Mountain Law: Torts are a piece of cake |

Mountain Law: Torts are a piece of cake


Attorneys use the term “tort” to refer to civil claims other than claims for breach of contract. A significant category of torts involves claims made by plaintiffs to recover damages against defendants for negligence. Such claims arise in many contexts, including claims relating to car accidents, medical malpractice, environmental hazards, “slip and fall” and construction defects. The legal area of torts still recognizes many traditional principles, but there have also been many “tort reforms” that changed the traditional principles by statute. This article provides an introduction to negligent torts under Colorado law.

The first consideration in every negligent torts case is the “duty of care” that should be exercised in the situation. For example, the duty of care of a person driving a car is essentially to watch the road and travel at a reasonable rate of speed for the conditions. A person texting on her phone while traveling too fast for the conditions could be negligent for acting below the applicable duty of care. It is usually up to a jury to decide whether the defendant in a given case was negligent under the circumstances. A person who is violating a rule or regulation at the time of an incident (e.g. by traveling faster than the posted speed limit) may be “negligent per se,” which means they are presumed to be negligent.

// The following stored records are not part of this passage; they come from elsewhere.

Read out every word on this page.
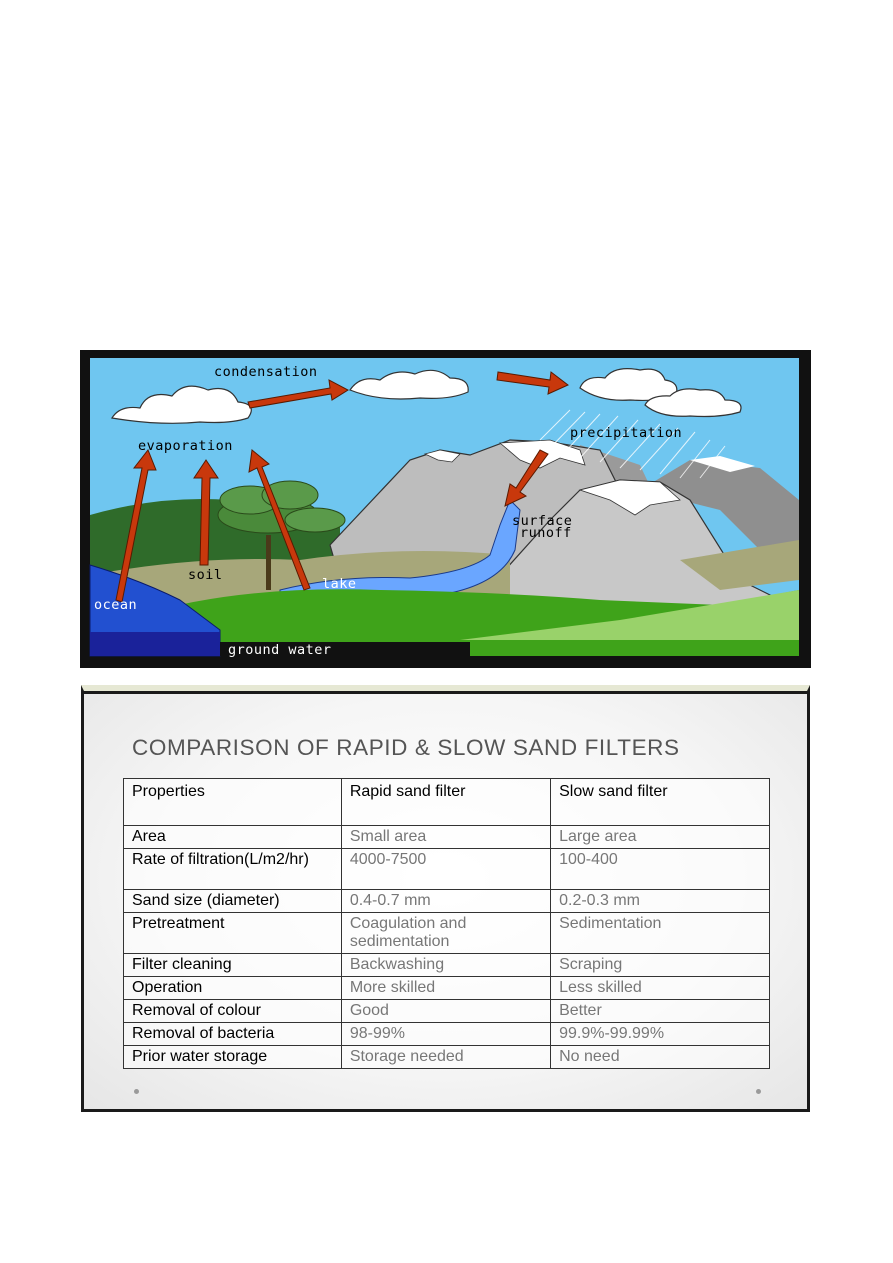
condensation
evaporation
precipitation
surface
runoff
soil
lake
ocean
ground water
COMPARISON OF RAPID & SLOW SAND FILTERS
Properties	Rapid sand filter	Slow sand filter
Area	Small area	Large area
Rate of filtration(L/m2/hr)	4000-7500	100-400
Sand size (diameter)	0.4-0.7 mm	0.2-0.3 mm
Pretreatment	Coagulation and sedimentation	Sedimentation
Filter cleaning	Backwashing	Scraping
Operation	More skilled	Less skilled
Removal of colour	Good	Better
Removal of bacteria	98-99%	99.9%-99.99%
Prior water storage	Storage needed	No need
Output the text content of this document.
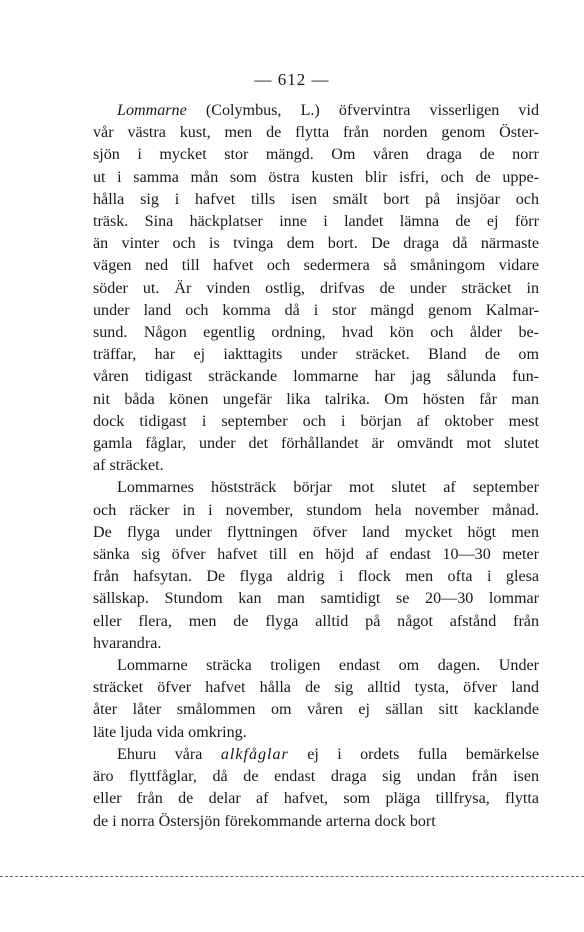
— 612 —
Lommarne (Colymbus, L.) öfvervintra visserligen vid
vår västra kust, men de flytta från norden genom Öster-
sjön i mycket stor mängd. Om våren draga de norr
ut i samma mån som östra kusten blir isfri, och de uppe-
hålla sig i hafvet tills isen smält bort på insjöar och
träsk. Sina häckplatser inne i landet lämna de ej förr
än vinter och is tvinga dem bort. De draga då närmaste
vägen ned till hafvet och sedermera så småningom vidare
söder ut. Är vinden ostlig, drifvas de under sträcket in
under land och komma då i stor mängd genom Kalmar-
sund. Någon egentlig ordning, hvad kön och ålder be-
träffar, har ej iakttagits under sträcket. Bland de om
våren tidigast sträckande lommarne har jag sålunda fun-
nit båda könen ungefär lika talrika. Om hösten får man
dock tidigast i september och i början af oktober mest
gamla fåglar, under det förhållandet är omvändt mot slutet
af sträcket.
Lommarnes höststräck börjar mot slutet af september
och räcker in i november, stundom hela november månad.
De flyga under flyttningen öfver land mycket högt men
sänka sig öfver hafvet till en höjd af endast 10—30 meter
från hafsytan. De flyga aldrig i flock men ofta i glesa
sällskap. Stundom kan man samtidigt se 20—30 lommar
eller flera, men de flyga alltid på något afstånd från
hvarandra.
Lommarne sträcka troligen endast om dagen. Under
sträcket öfver hafvet hålla de sig alltid tysta, öfver land
åter låter smålommen om våren ej sällan sitt kacklande
läte ljuda vida omkring.
Ehuru våra alkfåglar ej i ordets fulla bemärkelse
äro flyttfåglar, då de endast draga sig undan från isen
eller från de delar af hafvet, som pläga tillfrysa, flytta
de i norra Östersjön förekommande arterna dock bort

A negligent person is not liable for a plaintiff’s damages unless the negligent person caused them. For example, if a doctor negligently leaves a sponge inside of a surgery patient, and the surgery patient is then burned in a freak hospital fire, the doctor is not liable for the patient’s burns because he did not cause them. However, the doctor would be liable for the patient’s injuries, if any, relating to the sponge.

In the case of multiple negligent persons contributing to an accident, the jury is asked to assign a percentage of fault to each person, and each person’s liability is then equal to their percentage of fault multiplied by the total amount of the damages. For example, if the jury determines that an architect is 50 percent liable for a construction accident, the engineer is 10 percent liable, the builder is 25 percent liable, and the manufacturer of materials is 15 percent liable, and if the total damages is $100,000, then the architect would be liable for $50,000 of the plaintiff’s damages, the engineer for $10,000, the builder for $25,000 and the manufacturer for $15,000. The injured plaintiff would be obliged to name all of these potentially liable defendants in his lawsuit in order to hopefully recover 100 percent of the damages. If the plaintiff fails to name a potential defendant in the lawsuit, the defendants who are named can try to reduce their liability by convincing the jury that a “non-party at fault” should be assigned some percentage of the liability.

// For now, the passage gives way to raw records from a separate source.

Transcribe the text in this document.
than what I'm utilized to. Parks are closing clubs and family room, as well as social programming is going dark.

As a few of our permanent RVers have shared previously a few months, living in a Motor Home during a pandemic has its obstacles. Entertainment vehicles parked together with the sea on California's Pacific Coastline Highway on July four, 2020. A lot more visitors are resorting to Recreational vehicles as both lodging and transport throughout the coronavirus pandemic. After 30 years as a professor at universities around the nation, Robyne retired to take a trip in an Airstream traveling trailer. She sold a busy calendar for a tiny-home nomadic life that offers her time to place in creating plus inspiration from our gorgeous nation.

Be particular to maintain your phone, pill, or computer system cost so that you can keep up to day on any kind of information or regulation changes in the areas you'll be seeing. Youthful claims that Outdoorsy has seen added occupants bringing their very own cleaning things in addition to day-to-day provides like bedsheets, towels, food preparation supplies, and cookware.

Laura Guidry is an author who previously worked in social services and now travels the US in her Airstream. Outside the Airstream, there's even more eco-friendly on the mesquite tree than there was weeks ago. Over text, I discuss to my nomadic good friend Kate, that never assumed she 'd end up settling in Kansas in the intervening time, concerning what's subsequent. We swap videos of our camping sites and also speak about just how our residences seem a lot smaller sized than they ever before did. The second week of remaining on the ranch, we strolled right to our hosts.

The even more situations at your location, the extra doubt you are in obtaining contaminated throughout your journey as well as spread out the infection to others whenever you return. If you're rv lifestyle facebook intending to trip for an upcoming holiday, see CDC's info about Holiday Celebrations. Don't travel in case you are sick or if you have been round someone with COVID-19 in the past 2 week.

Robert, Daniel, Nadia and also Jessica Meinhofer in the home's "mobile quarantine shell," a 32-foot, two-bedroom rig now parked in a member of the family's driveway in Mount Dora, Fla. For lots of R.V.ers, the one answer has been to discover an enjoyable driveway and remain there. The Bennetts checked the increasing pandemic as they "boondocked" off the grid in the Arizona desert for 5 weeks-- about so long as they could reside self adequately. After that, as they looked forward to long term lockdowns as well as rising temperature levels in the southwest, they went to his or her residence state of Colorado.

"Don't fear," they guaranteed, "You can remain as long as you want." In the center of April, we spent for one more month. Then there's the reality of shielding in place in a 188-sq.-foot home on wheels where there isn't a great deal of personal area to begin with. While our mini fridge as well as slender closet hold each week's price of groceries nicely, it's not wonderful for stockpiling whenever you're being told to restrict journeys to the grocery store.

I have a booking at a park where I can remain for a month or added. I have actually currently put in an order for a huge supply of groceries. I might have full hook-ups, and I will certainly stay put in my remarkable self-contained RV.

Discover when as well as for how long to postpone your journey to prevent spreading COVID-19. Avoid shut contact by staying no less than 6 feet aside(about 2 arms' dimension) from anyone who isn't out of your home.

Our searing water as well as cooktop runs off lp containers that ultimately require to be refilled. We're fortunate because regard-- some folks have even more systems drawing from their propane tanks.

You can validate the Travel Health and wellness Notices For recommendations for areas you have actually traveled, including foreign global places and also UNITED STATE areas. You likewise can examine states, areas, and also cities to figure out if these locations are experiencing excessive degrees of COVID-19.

In a case where the plaintiff is himself negligent, such as if a car accident occurs because both the plaintiff and the defendant were driving negligently, the jury may assign a degree of fault to the plaintiff as well as the defendant. For example, the jury could find the plaintiff 40 percent liable and the defendant 60 percent liable; the plaintiff could then recover 60 percent of his damages from the defendant. Colorado law only permits a plaintiff to recover if the plaintiff’s fault is less than the fault of the defendant(s). This means that a plaintiff that is found 50 percent (or more) liable cannot recover anything, but a plaintiff that is found 49.99 percent (or less) liable can recover up to 49.99 percent of his damages.

Special interest groups are always clamoring for new tort reforms that benefit them … and there are many special statutes that apply to tort claims made by or against certain groups that create procedural hurdles or cap damages. The tort reform process is continually evolving as power shifts in the legislatures and we continue a societal dialogue about how easy (or hard) it should be to recover damages for negligent torts in different circumstances.